Can we make Throwable an interface?

Lars T. Kyllingstad via Digitalmars-d digitalmars-d at puremagic.com
Wed Dec 10 23:21:34 PST 2014


On Tuesday, 9 December 2014 at 17:06:45 UTC, Dmitry Olshansky 
wrote:
> Then we could use interfaces as "tags" for exceptions and catch 
> using one of many interfaces an exception has.
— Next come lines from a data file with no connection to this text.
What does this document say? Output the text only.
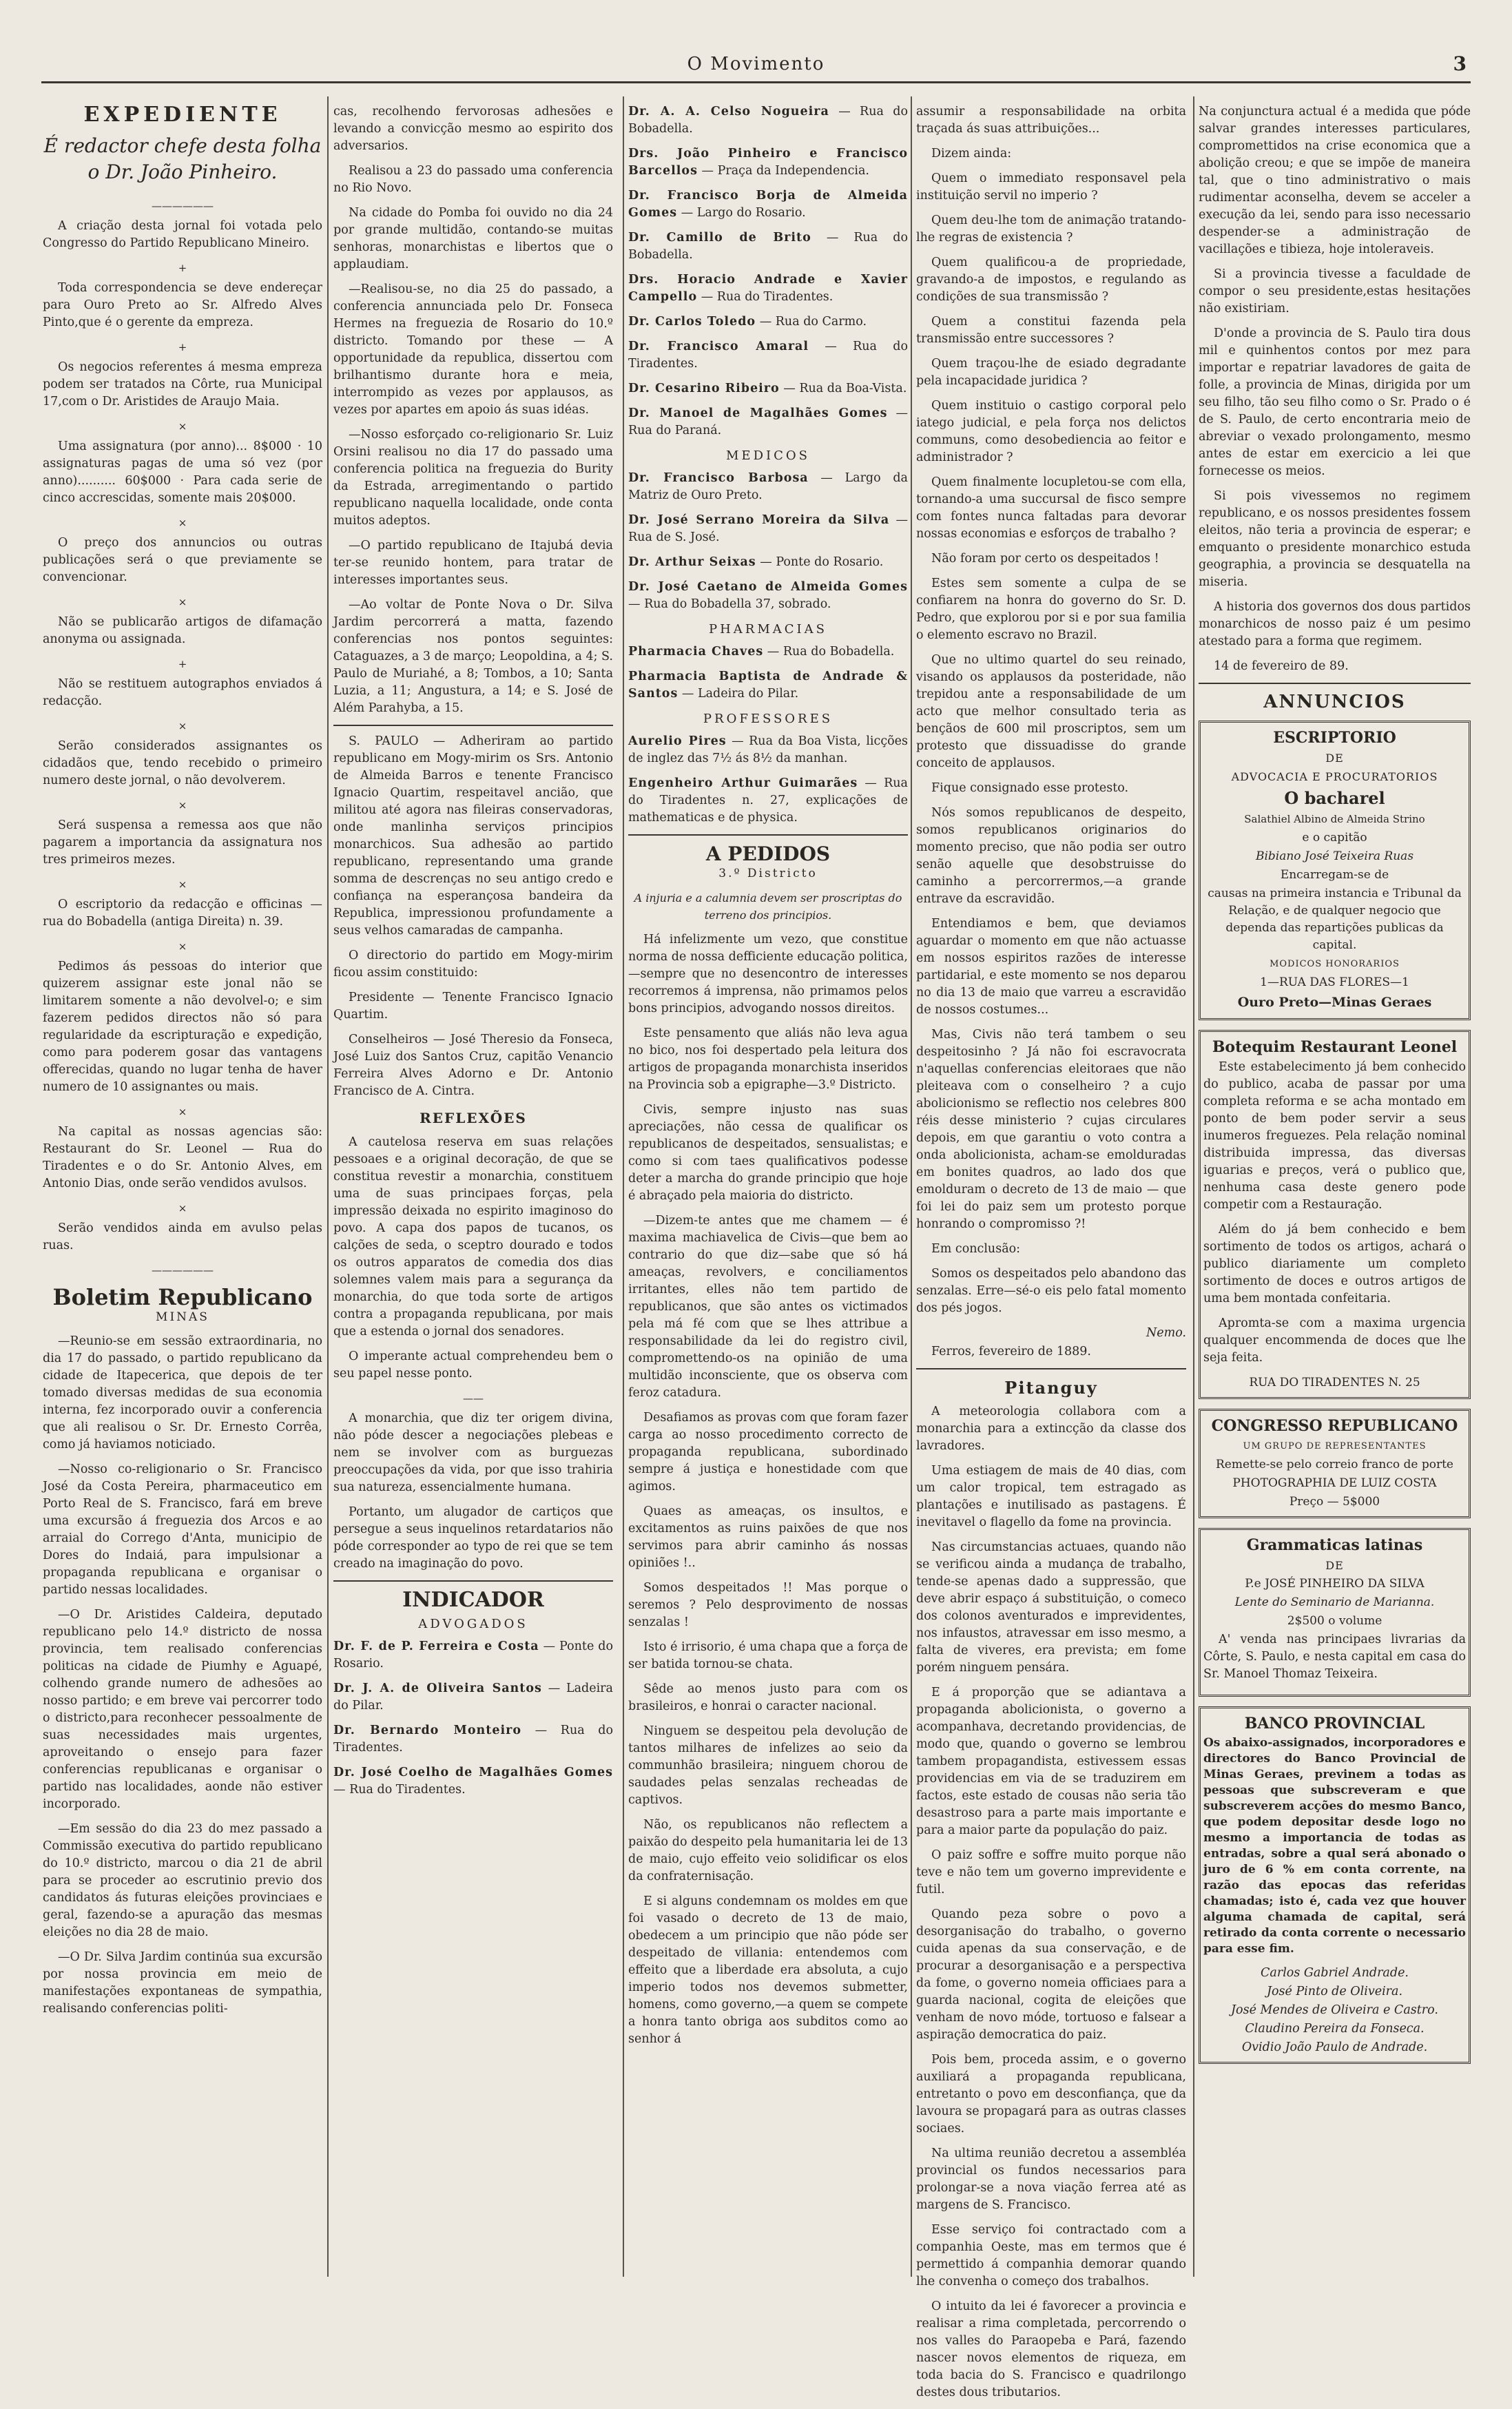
O Movimento	3
EXPEDIENTE
É redactor chefe desta folha o Dr. João Pinheiro.
——————

A criação desta jornal foi votada pelo Congresso do Partido Republicano Mineiro.

+

Toda correspondencia se deve endereçar para Ouro Preto ao Sr. Alfredo Alves Pinto,que é o gerente da empreza.

+

Os negocios referentes á mesma empreza podem ser tratados na Côrte, rua Municipal 17,com o Dr. Aristides de Araujo Maia.

×

Uma assignatura (por anno)... 8$000 · 10 assignaturas pagas de uma só vez (por anno).......... 60$000 · Para cada serie de cinco accrescidas, somente mais 20$000.

×

O preço dos annuncios ou outras publicações será o que previamente se convencionar.

×

Não se publicarão artigos de difamação anonyma ou assignada.

+

Não se restituem autographos enviados á redacção.

×

Serão considerados assignantes os cidadãos que, tendo recebido o primeiro numero deste jornal, o não devolverem.

×

Será suspensa a remessa aos que não pagarem a importancia da assignatura nos tres primeiros mezes.

×

O escriptorio da redacção e officinas — rua do Bobadella (antiga Direita) n. 39.

×

Pedimos ás pessoas do interior que quizerem assignar este jonal não se limitarem somente a não devolvel-o; e sim fazerem pedidos directos não só para regularidade da escripturação e expedição, como para poderem gosar das vantagens offerecidas, quando no lugar tenha de haver numero de 10 assignantes ou mais.

×

Na capital as nossas agencias são: Restaurant do Sr. Leonel — Rua do Tiradentes e o do Sr. Antonio Alves, em Antonio Dias, onde serão vendidos avulsos.

×

Serão vendidos ainda em avulso pelas ruas.

——————
Boletim Republicano
MINAS

—Reunio-se em sessão extraordinaria, no dia 17 do passado, o partido republicano da cidade de Itapecerica, que depois de ter tomado diversas medidas de sua economia interna, fez incorporado ouvir a conferencia que ali realisou o Sr. Dr. Ernesto Corrêa, como já haviamos noticiado.

—Nosso co-religionario o Sr. Francisco José da Costa Pereira, pharmaceutico em Porto Real de S. Francisco, fará em breve uma excursão á freguezia dos Arcos e ao arraial do Corrego d'Anta, municipio de Dores do Indaiá, para impulsionar a propaganda republicana e organisar o partido nessas localidades.

—O Dr. Aristides Caldeira, deputado republicano pelo 14.º districto de nossa provincia, tem realisado conferencias politicas na cidade de Piumhy e Aguapé, colhendo grande numero de adhesões ao nosso partido; e em breve vai percorrer todo o districto,para reconhecer pessoalmente de suas necessidades mais urgentes, aproveitando o ensejo para fazer conferencias republicanas e organisar o partido nas localidades, aonde não estiver incorporado.

—Em sessão do dia 23 do mez passado a Commissão executiva do partido republicano do 10.º districto, marcou o dia 21 de abril para se proceder ao escrutinio previo dos candidatos ás futuras eleições provinciaes e geral, fazendo-se a apuração das mesmas eleições no dia 28 de maio.

—O Dr. Silva Jardim continúa sua excursão por nossa provincia em meio de manifestações expontaneas de sympathia, realisando conferencias politi-

cas, recolhendo fervorosas adhesões e levando a convicção mesmo ao espirito dos adversarios.

Realisou a 23 do passado uma conferencia no Rio Novo.

Na cidade do Pomba foi ouvido no dia 24 por grande multidão, contando-se muitas senhoras, monarchistas e libertos que o applaudiam.

—Realisou-se, no dia 25 do passado, a conferencia annunciada pelo Dr. Fonseca Hermes na freguezia de Rosario do 10.º districto. Tomando por these — A opportunidade da republica, dissertou com brilhantismo durante hora e meia, interrompido as vezes por applausos, as vezes por apartes em apoio ás suas idéas.

—Nosso esforçado co-religionario Sr. Luiz Orsini realisou no dia 17 do passado uma conferencia politica na freguezia do Burity da Estrada, arregimentando o partido republicano naquella localidade, onde conta muitos adeptos.

—O partido republicano de Itajubá devia ter-se reunido hontem, para tratar de interesses importantes seus.

—Ao voltar de Ponte Nova o Dr. Silva Jardim percorrerá a matta, fazendo conferencias nos pontos seguintes: Cataguazes, a 3 de março; Leopoldina, a 4; S. Paulo de Muriahé, a 8; Tombos, a 10; Santa Luzia, a 11; Angustura, a 14; e S. José de Além Parahyba, a 15.

S. PAULO — Adheriram ao partido republicano em Mogy-mirim os Srs. Antonio de Almeida Barros e tenente Francisco Ignacio Quartim, respeitavel ancião, que militou até agora nas fileiras conservadoras, onde manlinha serviços principios monarchicos. Sua adhesão ao partido republicano, representando uma grande somma de descrenças no seu antigo credo e confiança na esperançosa bandeira da Republica, impressionou profundamente a seus velhos camaradas de campanha.

O directorio do partido em Mogy-mirim ficou assim constituido:

Presidente — Tenente Francisco Ignacio Quartim.

Conselheiros — José Theresio da Fonseca, José Luiz dos Santos Cruz, capitão Venancio Ferreira Alves Adorno e Dr. Antonio Francisco de A. Cintra.

REFLEXÕES

A cautelosa reserva em suas relações pessoaes e a original decoração, de que se constitua revestir a monarchia, constituem uma de suas principaes forças, pela impressão deixada no espirito imaginoso do povo. A capa dos papos de tucanos, os calções de seda, o sceptro dourado e todos os outros apparatos de comedia dos dias solemnes valem mais para a segurança da monarchia, do que toda sorte de artigos contra a propaganda republicana, por mais que a estenda o jornal dos senadores.

O imperante actual comprehendeu bem o seu papel nesse ponto.

——

A monarchia, que diz ter origem divina, não póde descer a negociações plebeas e nem se involver com as burguezas preoccupações da vida, por que isso trahiria sua natureza, essencialmente humana.

Portanto, um alugador de cartiços que persegue a seus inquelinos retardatarios não póde corresponder ao typo de rei que se tem creado na imaginação do povo.

INDICADOR
ADVOGADOS

Dr. F. de P. Ferreira e Costa — Ponte do Rosario.

Dr. J. A. de Oliveira Santos — Ladeira do Pilar.

Dr. Bernardo Monteiro — Rua do Tiradentes.

Dr. José Coelho de Magalhães Gomes — Rua do Tiradentes.

Dr. A. A. Celso Nogueira — Rua do Bobadella.

Drs. João Pinheiro e Francisco Barcellos — Praça da Independencia.

Dr. Francisco Borja de Almeida Gomes — Largo do Rosario.

Dr. Camillo de Brito — Rua do Bobadella.

Drs. Horacio Andrade e Xavier Campello — Rua do Tiradentes.

Dr. Carlos Toledo — Rua do Carmo.

Dr. Francisco Amaral — Rua do Tiradentes.

Dr. Cesarino Ribeiro — Rua da Boa-Vista.

Dr. Manoel de Magalhães Gomes — Rua do Paraná.

MEDICOS

Dr. Francisco Barbosa — Largo da Matriz de Ouro Preto.

Dr. José Serrano Moreira da Silva — Rua de S. José.

Dr. Arthur Seixas — Ponte do Rosario.

Dr. José Caetano de Almeida Gomes — Rua do Bobadella 37, sobrado.

PHARMACIAS

Pharmacia Chaves — Rua do Bobadella.

Pharmacia Baptista de Andrade & Santos — Ladeira do Pilar.

PROFESSORES

Aurelio Pires — Rua da Boa Vista, licções de inglez das 7½ ás 8½ da manhan.

Engenheiro Arthur Guimarães — Rua do Tiradentes n. 27, explicações de mathematicas e de physica.

A PEDIDOS
3.º Districto

A injuria e a calumnia devem ser proscriptas do terreno dos principios.

Há infelizmente um vezo, que constitue norma de nossa defficiente educação politica,—sempre que no desencontro de interesses recorremos á imprensa, não primamos pelos bons principios, advogando nossos direitos.

Este pensamento que aliás não leva agua no bico, nos foi despertado pela leitura dos artigos de propaganda monarchista inseridos na Provincia sob a epigraphe—3.º Districto.

Civis, sempre injusto nas suas apreciações, não cessa de qualificar os republicanos de despeitados, sensualistas; e como si com taes qualificativos podesse deter a marcha do grande principio que hoje é abraçado pela maioria do districto.

—Dizem-te antes que me chamem — é maxima machiavelica de Civis—que bem ao contrario do que diz—sabe que só há ameaças, revolvers, e conciliamentos irritantes, elles não tem partido de republicanos, que são antes os victimados pela má fé com que se lhes attribue a responsabilidade da lei do registro civil, compromettendo-os na opinião de uma multidão inconsciente, que os observa com feroz catadura.

Desafiamos as provas com que foram fazer carga ao nosso procedimento correcto de propaganda republicana, subordinado sempre á justiça e honestidade com que agimos.

Quaes as ameaças, os insultos, e excitamentos as ruins paixões de que nos servimos para abrir caminho ás nossas opiniões !..

Somos despeitados !! Mas porque o seremos ? Pelo desprovimento de nossas senzalas !

Isto é irrisorio, é uma chapa que a força de ser batida tornou-se chata.

Sêde ao menos justo para com os brasileiros, e honrai o caracter nacional.

Ninguem se despeitou pela devolução de tantos milhares de infelizes ao seio da communhão brasileira; ninguem chorou de saudades pelas senzalas recheadas de captivos.

Não, os republicanos não reflectem a paixão do despeito pela humanitaria lei de 13 de maio, cujo effeito veio solidificar os elos da confraternisação.

E si alguns condemnam os moldes em que foi vasado o decreto de 13 de maio, obedecem a um principio que não póde ser despeitado de villania: entendemos com effeito que a liberdade era absoluta, a cujo imperio todos nos devemos submetter, homens, como governo,—a quem se compete a honra tanto obriga aos subditos como ao senhor á

assumir a responsabilidade na orbita traçada ás suas attribuições...

Dizem ainda:

Quem o immediato responsavel pela instituição servil no imperio ?

Quem deu-lhe tom de animação tratando-lhe regras de existencia ?

Quem qualificou-a de propriedade, gravando-a de impostos, e regulando as condições de sua transmissão ?

Quem a constitui fazenda pela transmissão entre successores ?

Quem traçou-lhe de esiado degradante pela incapacidade juridica ?

Quem instituio o castigo corporal pelo iatego judicial, e pela força nos delictos communs, como desobediencia ao feitor e administrador ?

Quem finalmente locupletou-se com ella, tornando-a uma succursal de fisco sempre com fontes nunca faltadas para devorar nossas economias e esforços de trabalho ?

Não foram por certo os despeitados !

Estes sem somente a culpa de se confiarem na honra do governo do Sr. D. Pedro, que explorou por si e por sua familia o elemento escravo no Brazil.

Que no ultimo quartel do seu reinado, visando os applausos da posteridade, não trepidou ante a responsabilidade de um acto que melhor consultado teria as bençãos de 600 mil proscriptos, sem um protesto que dissuadisse do grande conceito de applausos.

Fique consignado esse protesto.

Nós somos republicanos de despeito, somos republicanos originarios do momento preciso, que não podia ser outro senão aquelle que desobstruisse do caminho a percorrermos,—a grande entrave da escravidão.

Entendiamos e bem, que deviamos aguardar o momento em que não actuasse em nossos espiritos razões de interesse partidarial, e este momento se nos deparou no dia 13 de maio que varreu a escravidão de nossos costumes...

Mas, Civis não terá tambem o seu despeitosinho ? Já não foi escravocrata n'aquellas conferencias eleitoraes que não pleiteava com o conselheiro ? a cujo abolicionismo se reflectio nos celebres 800 réis desse ministerio ? cujas circulares depois, em que garantiu o voto contra a onda abolicionista, acham-se emolduradas em bonites quadros, ao lado dos que emolduram o decreto de 13 de maio — que foi lei do paiz sem um protesto porque honrando o compromisso ?!

Em conclusão:

Somos os despeitados pelo abandono das senzalas. Erre—sé-o eis pelo fatal momento dos pés jogos.

Nemo.

Ferros, fevereiro de 1889.

Pitanguy

A meteorologia collabora com a monarchia para a extincção da classe dos lavradores.

Uma estiagem de mais de 40 dias, com um calor tropical, tem estragado as plantações e inutilisado as pastagens. É inevitavel o flagello da fome na provincia.

Nas circumstancias actuaes, quando não se verificou ainda a mudança de trabalho, tende-se apenas dado a suppressão, que deve abrir espaço á substituição, o comeco dos colonos aventurados e imprevidentes, nos infaustos, atravessar em isso mesmo, a falta de viveres, era prevista; em fome porém ninguem pensára.

E á proporção que se adiantava a propaganda abolicionista, o governo a acompanhava, decretando providencias, de modo que, quando o governo se lembrou tambem propagandista, estivessem essas providencias em via de se traduzirem em factos, este estado de cousas não seria tão desastroso para a parte mais importante e para a maior parte da população do paiz.

O paiz soffre e soffre muito porque não teve e não tem um governo imprevidente e futil.

Quando peza sobre o povo a desorganisação do trabalho, o governo cuida apenas da sua conservação, e de procurar a desorganisação e a perspectiva da fome, o governo nomeia officiaes para a guarda nacional, cogita de eleições que venham de novo móde, tortuoso e falsear a aspiração democratica do paiz.

Pois bem, proceda assim, e o governo auxiliará a propaganda republicana, entretanto o povo em desconfiança, que da lavoura se propagará para as outras classes sociaes.

Na ultima reunião decretou a assembléa provincial os fundos necessarios para prolongar-se a nova viação ferrea até as margens de S. Francisco.

Esse serviço foi contractado com a companhia Oeste, mas em termos que é permettido á companhia demorar quando lhe convenha o começo dos trabalhos.

O intuito da lei é favorecer a provincia e realisar a rima completada, percorrendo o nos valles do Paraopeba e Pará, fazendo nascer novos elementos de riqueza, em toda bacia do S. Francisco e quadrilongo destes dous tributarios.

Na conjunctura actual é a medida que póde salvar grandes interesses particulares, compromettidos na crise economica que a abolição creou; e que se impõe de maneira tal, que o tino administrativo o mais rudimentar aconselha, devem se acceler a execução da lei, sendo para isso necessario despender-se a administração de vacillações e tibieza, hoje intoleraveis.

Si a provincia tivesse a faculdade de compor o seu presidente,estas hesitações não existiriam.

D'onde a provincia de S. Paulo tira dous mil e quinhentos contos por mez para importar e repatriar lavadores de gaita de folle, a provincia de Minas, dirigida por um seu filho, tão seu filho como o Sr. Prado o é de S. Paulo, de certo encontraria meio de abreviar o vexado prolongamento, mesmo antes de estar em exercicio a lei que fornecesse os meios.

Si pois vivessemos no regimem republicano, e os nossos presidentes fossem eleitos, não teria a provincia de esperar; e emquanto o presidente monarchico estuda geographia, a provincia se desquatella na miseria.

A historia dos governos dos dous partidos monarchicos de nosso paiz é um pesimo atestado para a forma que regimem.

14 de fevereiro de 89.

ANNUNCIOS
ESCRIPTORIO
DE
ADVOCACIA E PROCURATORIOS
O bacharel
Salathiel Albino de Almeida Strino
e o capitão
Bibiano José Teixeira Ruas
Encarregam-se de
causas na primeira instancia e Tribunal da Relação, e de qualquer negocio que dependa das repartições publicas da capital.
MODICOS HONORARIOS
1—RUA DAS FLORES—1
Ouro Preto—Minas Geraes
Botequim Restaurant Leonel

Este estabelecimento já bem conhecido do publico, acaba de passar por uma completa reforma e se acha montado em ponto de bem poder servir a seus inumeros freguezes. Pela relação nominal distribuida impressa, das diversas iguarias e preços, verá o publico que, nenhuma casa deste genero pode competir com a Restauração.

Além do já bem conhecido e bem sortimento de todos os artigos, achará o publico diariamente um completo sortimento de doces e outros artigos de uma bem montada confeitaria.

Apromta-se com a maxima urgencia qualquer encommenda de doces que lhe seja feita.

RUA DO TIRADENTES N. 25
CONGRESSO REPUBLICANO
UM GRUPO DE REPRESENTANTES
Remette-se pelo correio franco de porte
PHOTOGRAPHIA DE LUIZ COSTA
Preço — 5$000
Grammaticas latinas
DE
P.e JOSÉ PINHEIRO DA SILVA
Lente do Seminario de Marianna.
2$500 o volume

A' venda nas principaes livrarias da Côrte, S. Paulo, e nesta capital em casa do Sr. Manoel Thomaz Teixeira.

BANCO PROVINCIAL

Os abaixo-assignados, incorporadores e directores do Banco Provincial de Minas Geraes, previnem a todas as pessoas que subscreveram e que subscreverem acções do mesmo Banco, que podem depositar desde logo no mesmo a importancia de todas as entradas, sobre a qual será abonado o juro de 6 % em conta corrente, na razão das epocas das referidas chamadas; isto é, cada vez que houver alguma chamada de capital, será retirado da conta corrente o necessario para esse fim.

Carlos Gabriel Andrade.
José Pinto de Oliveira.
José Mendes de Oliveira e Castro.
Claudino Pereira da Fonseca.
Ovidio João Paulo de Andrade.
I think that is an excellent idea!  I have looked a bit at 
boost::exception, and wanted for a while to incorporate something 
similar into DIP33.  It has two important features:

Firstly, it allows semantic tagging of exceptions, which is 
implemented in C++ by means of multiple (virtual) inheritance.  
Your suggestion of using interfaces for this would fit the bill 
nicely, I think.  For interfaces that have extra functions, we 
could supply standard implementations of those functions as mixin 
templates for when users don't want to implement those functions 
themselves.

Secondly, boost::exception allows for transport of arbitrary data 
to the catch site, and importantly, supplying additional data as 
the exception propagates up the call chain.  (E.g., the 
lowest-level I/O function only has a file descriptor and can only 
provide an errno code, so the file name must be supplied at a 
higher level, e.g. in std.stdio.File.  Furthermore, the file was 
opened in some context, e.g. "read image file", which may also be 
useful to know at the catch site.)  I'm not sure what is the best 
way to achieve this in D, but one option is to use an 
(associative?) array of Variants.


> Consider DIP33:
> http://wiki.dlang.org/DIP33
>
> The 2 problems it had were:
>
> 1. enums are hard to extend for std lib, and absolutely 
> impossible by 3rd party libraries.
> 2. Single hierarchy has some appeal but it doesn't allow to 
> catch on similar classes that do not inherit from the same base 
> class. Basically there are many ways to view similarities of 
> excpetions and single hierarchy fails to address that.

I consider (2) the biggest problem by far.  The enum solution 
doesn't preclude extension by subclassing – in fact, that was the 
main purpose of the "unknown" constant in the "Kind" enums.